Si à en croire Emmanuel Kant «le beau est le symbole du bien moral», alors l’art – de par sa dimension esthétique – ne devrait jamais être considéré selon des critères d’immoralité. Comme l’écrivait Oscar Wilde, «un livre est bien ou mal écrit, c’est tout» et par le même raisonnement, un créateur devrait être jugé indépendamment de sa réputation, de sa personne et de son comportement. Il semblerait pourtant que les remparts du genre artistique n’aient pas fini d’être gravis par les petits soldats de la censure morale.
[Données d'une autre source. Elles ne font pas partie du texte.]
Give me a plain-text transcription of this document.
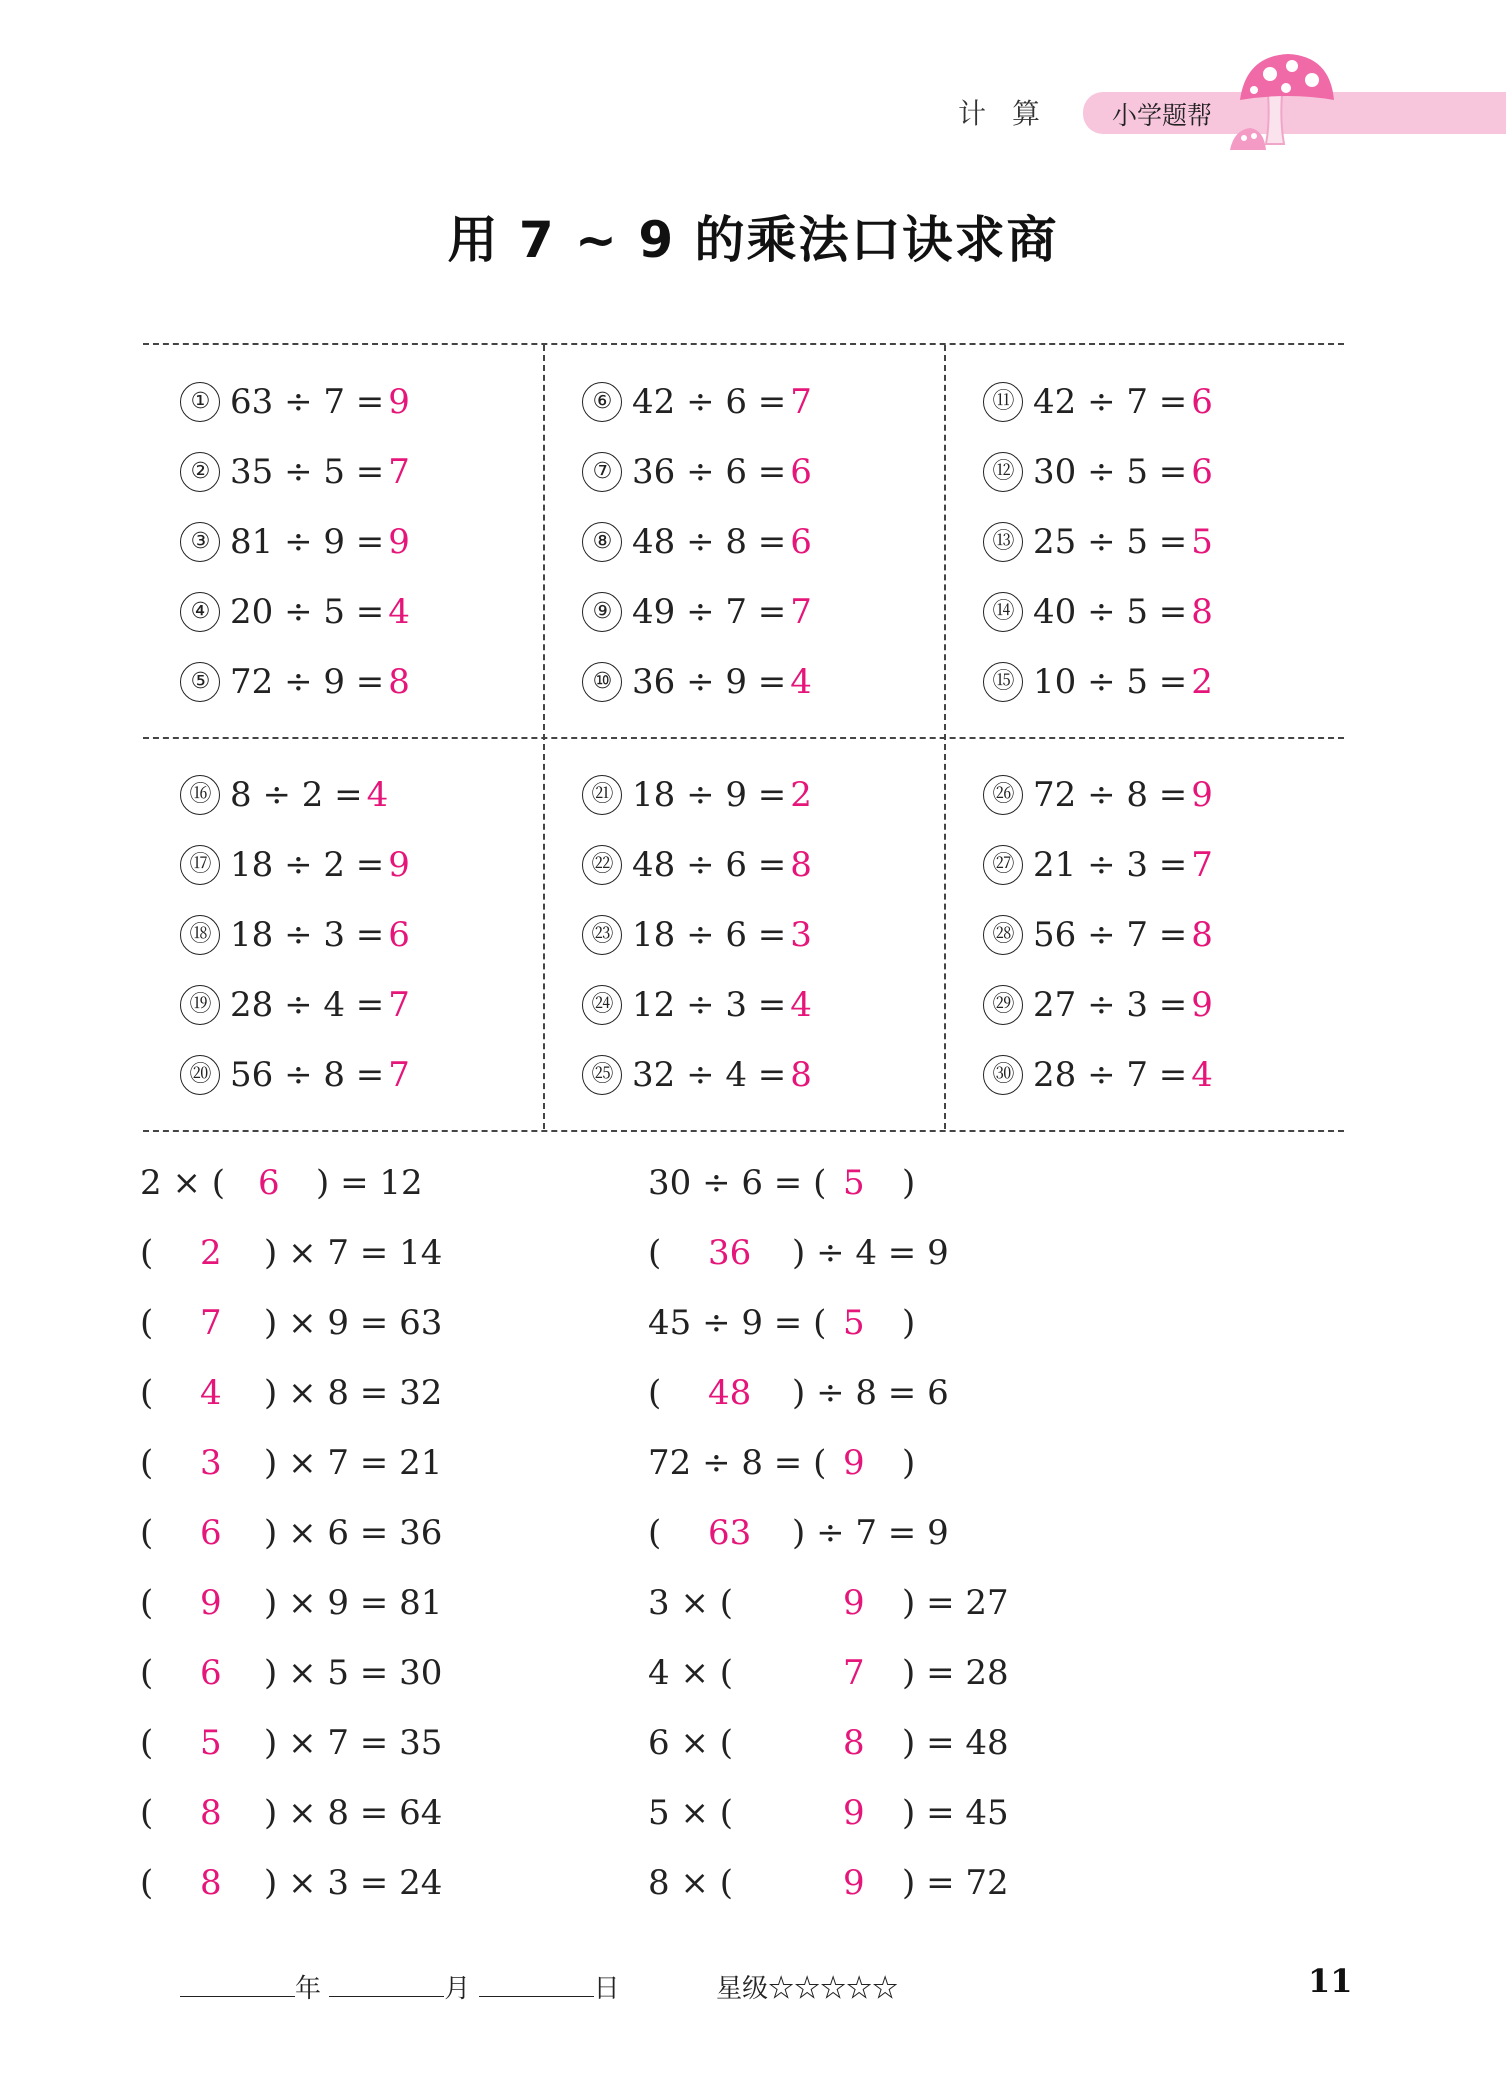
计算 小学题帮
用 7 ~ 9 的乘法口诀求商
① 63 ÷ 7 = 9
② 35 ÷ 5 = 7
③ 81 ÷ 9 = 9
④ 20 ÷ 5 = 4
⑤ 72 ÷ 9 = 8
⑥ 42 ÷ 6 = 7
⑦ 36 ÷ 6 = 6
⑧ 48 ÷ 8 = 6
⑨ 49 ÷ 7 = 7
⑩ 36 ÷ 9 = 4
⑪ 42 ÷ 7 = 6
⑫ 30 ÷ 5 = 6
⑬ 25 ÷ 5 = 5
⑭ 40 ÷ 5 = 8
⑮ 10 ÷ 5 = 2
⑯ 8 ÷ 2 = 4
⑰ 18 ÷ 2 = 9
⑱ 18 ÷ 3 = 6
⑲ 28 ÷ 4 = 7
⑳ 56 ÷ 8 = 7
㉑ 18 ÷ 9 = 2
㉒ 48 ÷ 6 = 8
㉓ 18 ÷ 6 = 3
㉔ 12 ÷ 3 = 4
㉕ 32 ÷ 4 = 8
㉖ 72 ÷ 8 = 9
㉗ 21 ÷ 3 = 7
㉘ 56 ÷ 7 = 8
㉙ 27 ÷ 3 = 9
㉚ 28 ÷ 7 = 4
2 × ( 6 ) = 12
( 2 ) × 7 = 14
( 7 ) × 9 = 63
( 4 ) × 8 = 32
( 3 ) × 7 = 21
( 6 ) × 6 = 36
( 9 ) × 9 = 81
( 6 ) × 5 = 30
( 5 ) × 7 = 35
( 8 ) × 8 = 64
( 8 ) × 3 = 24
30 ÷ 6 = ( 5 )
( 36 ) ÷ 4 = 9
45 ÷ 9 = ( 5 )
( 48 ) ÷ 8 = 6
72 ÷ 8 = ( 9 )
( 63 ) ÷ 7 = 9
3 × (	9 ) = 27
4 × (	7 ) = 28
6 × (	8 ) = 48
5 × (	9 ) = 45
8 × (	9 ) = 72
年	月	日	星级☆☆☆☆☆	11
Notre civilisation est arrivée à un moment de son histoire où l’ordre moral s’entremêle à la création artistique. On se souvient de Frédéric Mitterrand, ministre français de la Culture, retirer Louis-Ferdinand Céline des Célébrations nationales pour l’année 2011; le «salaud» antisémite ayant eu raison du génie littéraire. Cette censure a fait taire les voix associatives détonées entre autre par Serge Klarsfeld mais avec elles, la vérité complexe qu’un merveilleux écrivain peut aussi être la pire des crapules.
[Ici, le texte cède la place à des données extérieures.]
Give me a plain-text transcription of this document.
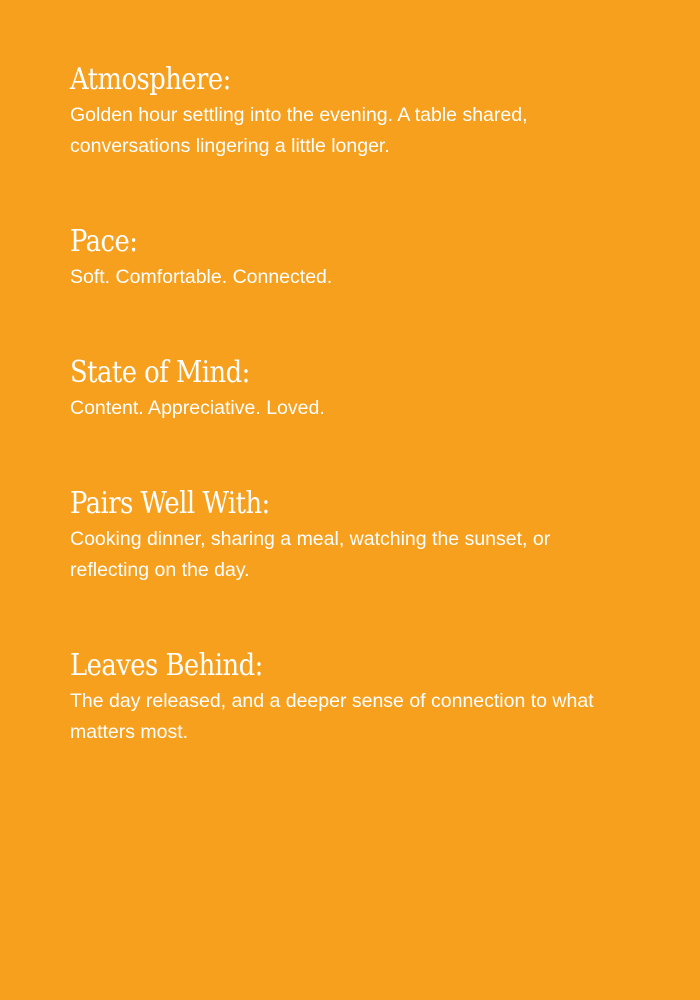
Atmosphere:

Golden hour settling into the evening. A table shared, conversations lingering a little longer.

Pace:

Soft. Comfortable. Connected.

State of Mind:

Content. Appreciative. Loved.

Pairs Well With:

Cooking dinner, sharing a meal, watching the sunset, or reflecting on the day.

Leaves Behind:

The day released, and a deeper sense of connection to what matters most.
Plus récemment, les associations féministes se sont levées contre la nomination de Roman Polanski, nommé par l’Académie des Césars à présider la prochaine cérémonie du cinéma français. Là aussi, l’accusé de viol sur mineur de treize ans aura eu raison – ou devrait-on dire sentiment – du cinéaste. Le réalisateur du «Pianiste», doublement primé aux Oscars et aux Césars a renoncé à la présidence qui aurait pourtant pu permettre de redire à quel point ce génie cinématographique est aussi une écœurante ordure.
L’art est par essence une rebelle des conventions, une critique libertaire des contraintes, et après avoir amalgamé l’œuvre à son auteur, voici que la conscience morale (Kant), le surmoi (Freud) et la morale sociale (Durkheim) ne nous permettent plus de faire la différence entre l’auteur et l’homme.